Coaching en laatste optredensEdit
In 1976 werd Miñoso uit zijn pensioen geroepen en werd hij eerste en derde honk coach voor drie seizoenen voor de White Sox. Hij kwam die maand september ook driemaal in actie voor de Sox in wedstrijden tegen de California Angels en sloeg één honkslag in acht slagbeurten (waarvan vier als aangewezen slagman) – een twee-uit single op Sid Monge op 12 september in de tweede inning van een 2-1, 10-inning overwinning, waarmee hij – op 50-jarige leeftijd – de op drie na oudste speler ooit werd met een honkslag in de Major Leagues. In 1980 werd Miñoso, 54 jaar oud, weer geactiveerd om voor de White Sox te spelen, en was een pinch hitter in twee wedstrijden, opnieuw tegen de Angels. Hij werd de op drie na oudste speler die ooit in de majors speelde, na Nick Altrock, die op 57-jarige leeftijd een pinch hit sloeg in 1933, Charley O’Leary, die op 58-jarige leeftijd een pinch hit sloeg in 1934 en Satchel Paige, die op 59-jarige leeftijd drie shutout innings gooide in één wedstrijd in 1965. Miñoso voegde zich bij Altrock (jaren 1890-1930) als slechts de tweede speler in de geschiedenis van de major league die in vijf decennia speelde (jaren 1940-1980); van de spelers die in de jaren 1940 in de major leagues speelden was Minoso de laatste die in een major league-wedstrijd verscheen. Bill Melton brak Miñoso’s record van 135 home runs uit zijn loopbaan in de tweede wedstrijd van een doubleheader op 4 augustus 1974, een 13-10 overwinning op de Texas Rangers; hij had het record de dag ervoor gevestigd in de 12-5 nederlaag van de White Sox. Op 29 augustus 1985 brak Don Baylor Minoso’s AL-record van 189 keer door pitches te zijn geraakt.
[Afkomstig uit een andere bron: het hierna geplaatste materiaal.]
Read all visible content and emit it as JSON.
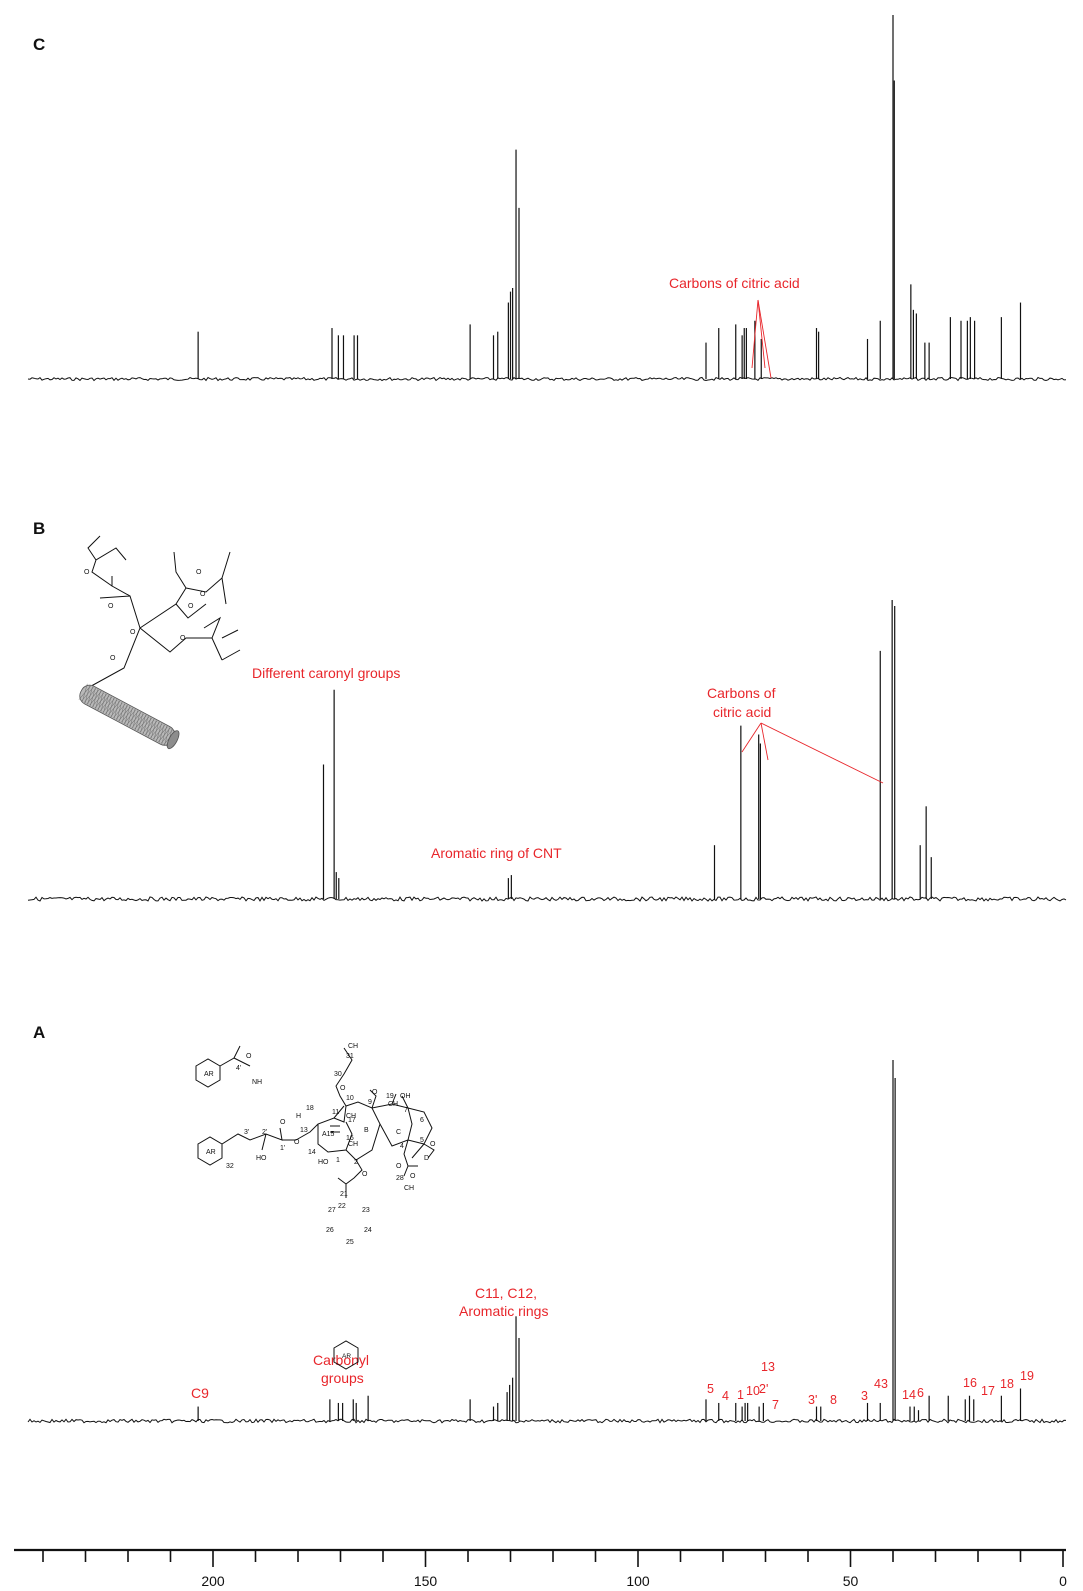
{
  "chart_data": [
    {
      "panel": "C",
      "type": "line",
      "annotations": [
        "Carbons of citric acid"
      ],
      "peaks": [
        {
          "x": 203.5,
          "h": 0.13
        },
        {
          "x": 172.0,
          "h": 0.14
        },
        {
          "x": 170.5,
          "h": 0.12
        },
        {
          "x": 169.3,
          "h": 0.12
        },
        {
          "x": 166.8,
          "h": 0.12
        },
        {
          "x": 166.0,
          "h": 0.12
        },
        {
          "x": 139.5,
          "h": 0.15
        },
        {
          "x": 134.0,
          "h": 0.12
        },
        {
          "x": 133.0,
          "h": 0.13
        },
        {
          "x": 130.5,
          "h": 0.21
        },
        {
          "x": 130.0,
          "h": 0.24
        },
        {
          "x": 129.5,
          "h": 0.25
        },
        {
          "x": 128.7,
          "h": 0.63
        },
        {
          "x": 128.0,
          "h": 0.47
        },
        {
          "x": 84.0,
          "h": 0.1
        },
        {
          "x": 81.0,
          "h": 0.14
        },
        {
          "x": 77.0,
          "h": 0.15
        },
        {
          "x": 75.5,
          "h": 0.12
        },
        {
          "x": 75.0,
          "h": 0.14
        },
        {
          "x": 74.5,
          "h": 0.14
        },
        {
          "x": 72.5,
          "h": 0.16
        },
        {
          "x": 71.0,
          "h": 0.11
        },
        {
          "x": 58.0,
          "h": 0.14
        },
        {
          "x": 57.5,
          "h": 0.13
        },
        {
          "x": 46.0,
          "h": 0.11
        },
        {
          "x": 43.0,
          "h": 0.16
        },
        {
          "x": 40.0,
          "h": 1.0
        },
        {
          "x": 39.7,
          "h": 0.82
        },
        {
          "x": 35.8,
          "h": 0.26
        },
        {
          "x": 35.2,
          "h": 0.19
        },
        {
          "x": 34.5,
          "h": 0.18
        },
        {
          "x": 32.5,
          "h": 0.1
        },
        {
          "x": 31.5,
          "h": 0.1
        },
        {
          "x": 26.5,
          "h": 0.17
        },
        {
          "x": 24.0,
          "h": 0.16
        },
        {
          "x": 22.5,
          "h": 0.16
        },
        {
          "x": 21.8,
          "h": 0.17
        },
        {
          "x": 20.8,
          "h": 0.16
        },
        {
          "x": 14.5,
          "h": 0.17
        },
        {
          "x": 10.0,
          "h": 0.21
        }
      ]
    },
    {
      "panel": "B",
      "type": "line",
      "annotations": [
        "Different caronyl groups",
        "Carbons of citric acid",
        "Aromatic ring of CNT"
      ],
      "peaks": [
        {
          "x": 174.0,
          "h": 0.45
        },
        {
          "x": 171.5,
          "h": 0.7
        },
        {
          "x": 171.0,
          "h": 0.09
        },
        {
          "x": 170.4,
          "h": 0.07
        },
        {
          "x": 130.5,
          "h": 0.07
        },
        {
          "x": 129.8,
          "h": 0.08
        },
        {
          "x": 82.0,
          "h": 0.18
        },
        {
          "x": 75.8,
          "h": 0.58
        },
        {
          "x": 71.6,
          "h": 0.55
        },
        {
          "x": 71.2,
          "h": 0.52
        },
        {
          "x": 43.0,
          "h": 0.83
        },
        {
          "x": 40.2,
          "h": 1.0
        },
        {
          "x": 39.6,
          "h": 0.98
        },
        {
          "x": 33.6,
          "h": 0.18
        },
        {
          "x": 32.2,
          "h": 0.31
        },
        {
          "x": 31.0,
          "h": 0.14
        }
      ]
    },
    {
      "panel": "A",
      "type": "line",
      "xlim": [
        240,
        0
      ],
      "x_ticks": [
        200,
        150,
        100,
        50,
        0
      ],
      "annotations": [
        "C9",
        "Carbonyl groups",
        "C11, C12, Aromatic rings"
      ],
      "peak_labels": [
        "5",
        "4",
        "1",
        "10",
        "2'",
        "13",
        "7",
        "3'",
        "8",
        "3",
        "43",
        "14",
        "6",
        "16",
        "17",
        "18",
        "19"
      ],
      "peaks": [
        {
          "x": 203.5,
          "h": 0.04
        },
        {
          "x": 172.5,
          "h": 0.06
        },
        {
          "x": 170.5,
          "h": 0.05
        },
        {
          "x": 169.5,
          "h": 0.05
        },
        {
          "x": 167.0,
          "h": 0.06
        },
        {
          "x": 166.3,
          "h": 0.05
        },
        {
          "x": 163.5,
          "h": 0.07
        },
        {
          "x": 139.5,
          "h": 0.06
        },
        {
          "x": 134.0,
          "h": 0.04
        },
        {
          "x": 133.0,
          "h": 0.05
        },
        {
          "x": 130.8,
          "h": 0.08
        },
        {
          "x": 130.2,
          "h": 0.1
        },
        {
          "x": 129.5,
          "h": 0.12
        },
        {
          "x": 128.7,
          "h": 0.29
        },
        {
          "x": 128.0,
          "h": 0.23
        },
        {
          "x": 84.0,
          "h": 0.06
        },
        {
          "x": 81.0,
          "h": 0.05
        },
        {
          "x": 77.0,
          "h": 0.05
        },
        {
          "x": 75.5,
          "h": 0.04
        },
        {
          "x": 74.8,
          "h": 0.05
        },
        {
          "x": 74.2,
          "h": 0.05
        },
        {
          "x": 71.5,
          "h": 0.04
        },
        {
          "x": 70.5,
          "h": 0.05
        },
        {
          "x": 58.0,
          "h": 0.04
        },
        {
          "x": 57.0,
          "h": 0.04
        },
        {
          "x": 46.0,
          "h": 0.05
        },
        {
          "x": 43.0,
          "h": 0.05
        },
        {
          "x": 40.0,
          "h": 1.0
        },
        {
          "x": 39.5,
          "h": 0.95
        },
        {
          "x": 36.0,
          "h": 0.04
        },
        {
          "x": 35.0,
          "h": 0.04
        },
        {
          "x": 34.0,
          "h": 0.03
        },
        {
          "x": 31.5,
          "h": 0.07
        },
        {
          "x": 27.0,
          "h": 0.07
        },
        {
          "x": 23.0,
          "h": 0.06
        },
        {
          "x": 22.0,
          "h": 0.07
        },
        {
          "x": 21.0,
          "h": 0.06
        },
        {
          "x": 14.5,
          "h": 0.07
        },
        {
          "x": 10.0,
          "h": 0.09
        }
      ]
    }
  ],
  "colors": {
    "trace": "#111111",
    "annotation": "#e8262b",
    "cnt": "#9a9a9a"
  }
}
In 1990 zou Miñoso zijn opwachting maken bij de minor league Miami Miracle van de Florida State League en de enige professional worden die in zes decennia zou spelen; maar de MLB overrulede het Miracle op het idee. Toen in datzelfde seizoen de laatste wedstrijd in Comiskey Park werd gespeeld werd Miñoso uitgenodigd om de White Sox line-up card aan de umpires te presenteren tijdens de pre-game ceremonies bij de thuisplaat. Hij deed dat terwijl hij het nieuwe uniform droeg dat die dag door de White Sox werd voorgesteld, met zijn vertrouwde nummer 9 op de rug. In 1993 maakte de 67-jarige Miñoso zijn opwachting bij de onafhankelijke St. Paul Saints van de Northern League. Hij keerde terug naar de Saints in 2003 en kreeg vier wijd, waarmee hij de enige speler werd die in zeven verschillende decennia professioneel uitkwam. De eerdere verlengingen van zijn carrière bij de Sox waren publiciteitsstunts die respectievelijk werden georkestreerd door eenmalige Sox-eigenaar Bill Veeck en zijn zoon Mike, die in die tijd een gedeeltelijk of controlerend belang in de ploeg bezat.